Der Dicke verschluckte sich an seinem Lachen, seine Augen funkelten voller Hass. Dann nahm er den Tisch mit beiden Pranken, kippte ihn, warf ihn zur Seite und stürzte sich auf Orazio.

Orazio wich zurück und bekam einen Stoß in den Rücken. Gleichzeitig spürte er die Faust des Dicken im Bauch. Der Schwung warf den Dicken gegen den Tisch. Sein grinsender Nachbar wollte ihm aufhelfen und erntete dafür einen Schwinger gegen den Hals. Giuseppe Cesari, sonst ein Muster an Zurückhaltung, warf sich todesmutig zwischen Orazio und den Dicken und wurde von einem auffallend geschniegelt aussehenden Zuschauer zurückgezerrt.

Orazio sah, wie sich der junge Würfelspieler dieses Herrn annahm, dann spürte er einen Schlag ins Gesicht und knickte mit den Knien ein. Einen Augenblick wurde ihm schwarz vor Augen. Er hörte Gebrüll und krachendes Holz. Jemand beugte sich zu ihm. Orazio öffnete die Augen und sah wie hinter einem Schleier Cesari, der aber sofort wieder aus seinem Blickfeld verschwand. Ein wildes Handgemenge tobte, Becher und Stühle flogen, anscheinend hatten sich Parteien gebildet. Vielleicht kämpfte aber auch jeder gegen jeden. Wie sonst auch.

Orazio überlegte, ob er sich besser tot stellen sollte. Er hasste Schlägereien. Schloss die Augen, als könne er sich dadurch unsichtbar machen, wie ein Kind, und fühlte, wie ihn jemand am Ärmel zerrte. Ganz gegen seinen Willen wehrte er sich, aber der unbekannte Gegner fasste seinen Arm und zog an ihn ihm. Er öffnete die Augen und erkannte den fremden jungen Würfelspieler.

„Raus hier!“, zischte der Fremde.

Orazio kam irgendwie auf die Beine, der junge Mann zerrte ihn durchs Getümmel zur hinteren Tür, wo schon mehrere Männer versammelt waren, drauf und dran, sich in die Schlacht zu stürzen. Orazio bemerkte, dass kaum noch jemand an dem langen Tisch im Gärtchen saß. Der Gedanke flatterte durch sein Hirn, das sei eine gute Gelegenheit, einen Platz an der mehr oder weniger frischen Luft zu ergattern, aber der Fremde zog ihn gnadenlos mit sich fort. Er war eine Puppe an der Hand eines großen Bruders, der aber merkwürdigerweise zehn Jahre jünger war als er, und stolperte ins Nichts.
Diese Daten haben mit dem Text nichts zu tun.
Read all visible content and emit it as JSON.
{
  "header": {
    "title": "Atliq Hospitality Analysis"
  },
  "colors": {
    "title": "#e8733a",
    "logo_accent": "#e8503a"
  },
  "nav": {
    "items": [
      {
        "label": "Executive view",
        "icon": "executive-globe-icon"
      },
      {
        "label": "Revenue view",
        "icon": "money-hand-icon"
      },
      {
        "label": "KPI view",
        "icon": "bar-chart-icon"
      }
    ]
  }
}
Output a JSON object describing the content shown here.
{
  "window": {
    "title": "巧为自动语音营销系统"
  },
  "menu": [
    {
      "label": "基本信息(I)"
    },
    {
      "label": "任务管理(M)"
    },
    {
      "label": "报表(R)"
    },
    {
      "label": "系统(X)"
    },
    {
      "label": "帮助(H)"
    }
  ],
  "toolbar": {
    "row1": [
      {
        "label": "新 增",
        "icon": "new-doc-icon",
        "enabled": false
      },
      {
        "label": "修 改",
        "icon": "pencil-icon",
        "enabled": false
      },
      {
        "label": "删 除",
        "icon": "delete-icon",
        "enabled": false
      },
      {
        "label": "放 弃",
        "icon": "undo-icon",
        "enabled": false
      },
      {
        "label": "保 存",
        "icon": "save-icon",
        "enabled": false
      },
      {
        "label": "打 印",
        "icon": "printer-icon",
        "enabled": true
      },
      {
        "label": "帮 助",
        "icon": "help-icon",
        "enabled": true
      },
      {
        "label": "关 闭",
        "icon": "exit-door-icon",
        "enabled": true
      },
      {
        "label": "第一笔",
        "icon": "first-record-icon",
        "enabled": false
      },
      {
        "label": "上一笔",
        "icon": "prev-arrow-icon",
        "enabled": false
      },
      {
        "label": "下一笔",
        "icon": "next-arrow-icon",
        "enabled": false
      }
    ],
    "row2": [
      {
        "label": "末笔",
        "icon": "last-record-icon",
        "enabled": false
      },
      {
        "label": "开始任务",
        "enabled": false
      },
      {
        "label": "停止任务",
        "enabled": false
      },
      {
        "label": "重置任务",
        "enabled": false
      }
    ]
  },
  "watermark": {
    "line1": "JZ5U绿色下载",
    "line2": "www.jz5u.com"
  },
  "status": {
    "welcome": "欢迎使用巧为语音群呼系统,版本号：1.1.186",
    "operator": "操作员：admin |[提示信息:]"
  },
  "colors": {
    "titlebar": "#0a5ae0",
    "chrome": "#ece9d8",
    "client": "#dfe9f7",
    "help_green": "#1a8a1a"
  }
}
Es war stockdunkel, nur wenige Fenster in den umliegenden Häusern gaben ein wenig Licht.

Dann kamen sie an eine Mauer.

„Es reicht“, sagte Orazio erschöpft und machte sich steif.

„Es gibt eine Tür“, sagte der Fremde und schleifte ihn mit sich.

Sie fanden die Tür und standen im Nachbargarten. Aus der Kneipe kam Schlachtenlärm.

Der Fremde ließ Orazio los. Es gelang Orazio, auf den Beinen zu bleiben. Durch einen Hof gelangten sie in ein Haus, das leer stand. Es roch nach Kalk. Anscheinend wurde es renoviert.

Orazio lehnte sich gegen eine Wand.

„Woher wusstet Ihr von dem Haus?“, fragte er mühsam.

„Ich halte die Augen offen.“

Orazio dachte, dass er das auch tun sollte, und schüttelte den Kopf, als wollte er ihn auslüften.

„Geht’s wieder?“, fragte der Fremde.

„Ich glaube“, antwortete Orazio.

Er folgte dem Fremden. Sie kamen auf die Straße, in der niemand war. Hinter ein paar Fenstern war Licht. Zwei Kater schrien in verbissenem Zweikampf.

Der Fremde und Orazio gingen in Richtung Corso.

Eine Tür wurde geöffnet, eine dicke Frau trat auf die Straße und warf einen Eimer voll stinkender Fischreste in die Gosse. Im Nu wimmelte es von Katzen, die im Lichtschein des Hausflurs fauchend über die Reste herfielen. Die Frau ging ins Haus zurück und zog die Tür hinter sich zu.„Warum habt Ihr das getan?“, fragte Orazio, als sie den Corso erreicht hatten, der wie immer voller Leben war.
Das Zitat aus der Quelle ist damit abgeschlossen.